The embryo is transferred from the laboratory to its ultimate place of development, the mother’s uterus.
In many cases it is not very clear what it involves and so causes fear and added stress to the treatment being performed. It is therefore paramount to be properly informed of what is going to take place on the day of embryo transfer.
The procedure itself is simple, almost like a routine gynaecological check-up. It is not painful nor needs anaesthesia. The only necessity is an almost full bladder which helps the visualisation of the ultrasound-guided transfer cannula. There is no need to fast. You will lie back as in any gynaecological examination, we will then place the speculum to see the cervix and clean the flow and medication debris. The biologist then brings the embryo or embryos which we have all decided beforehand to transfer. The doctor very carefully goes through the cervical canal into the heart of the endometrial cavity, where they deposit the drop of culture medium in which the embryo is floating. The process is visualised via a simultaneous abdominal ultrasound. The patient then rests for 20 minutes or for however long the patient wishes. After that, she can continue with her normal daily activities. In essence that is the embryo transfer.
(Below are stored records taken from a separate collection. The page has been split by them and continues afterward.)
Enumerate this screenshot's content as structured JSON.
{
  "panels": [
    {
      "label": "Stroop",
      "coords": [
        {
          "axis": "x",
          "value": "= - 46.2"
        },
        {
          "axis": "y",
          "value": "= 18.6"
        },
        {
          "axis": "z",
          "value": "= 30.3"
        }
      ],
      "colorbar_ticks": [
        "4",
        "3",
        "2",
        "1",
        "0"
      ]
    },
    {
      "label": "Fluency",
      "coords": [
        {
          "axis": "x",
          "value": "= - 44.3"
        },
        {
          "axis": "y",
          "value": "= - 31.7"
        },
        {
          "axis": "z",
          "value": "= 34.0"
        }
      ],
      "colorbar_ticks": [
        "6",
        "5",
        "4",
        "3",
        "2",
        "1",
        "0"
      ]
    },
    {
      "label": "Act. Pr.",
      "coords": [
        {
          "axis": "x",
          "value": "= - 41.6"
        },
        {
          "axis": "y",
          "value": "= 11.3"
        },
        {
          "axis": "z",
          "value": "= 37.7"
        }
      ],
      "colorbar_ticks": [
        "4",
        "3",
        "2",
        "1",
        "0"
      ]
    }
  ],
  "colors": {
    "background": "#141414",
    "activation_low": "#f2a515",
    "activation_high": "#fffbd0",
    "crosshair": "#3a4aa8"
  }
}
The number of embryos that can be transferred are a maximum of 3, according to Spanish Law. However, each case must be individualised based on age, number of previous children, uterine pathology, embryo quality, and so on.
Embryo transfer should not be confused with embryo implantation, terms often used for the same concept. Embryo implantation is the process by which the embryo is transferred, continues to evolve and lodges in the mother’s uterus.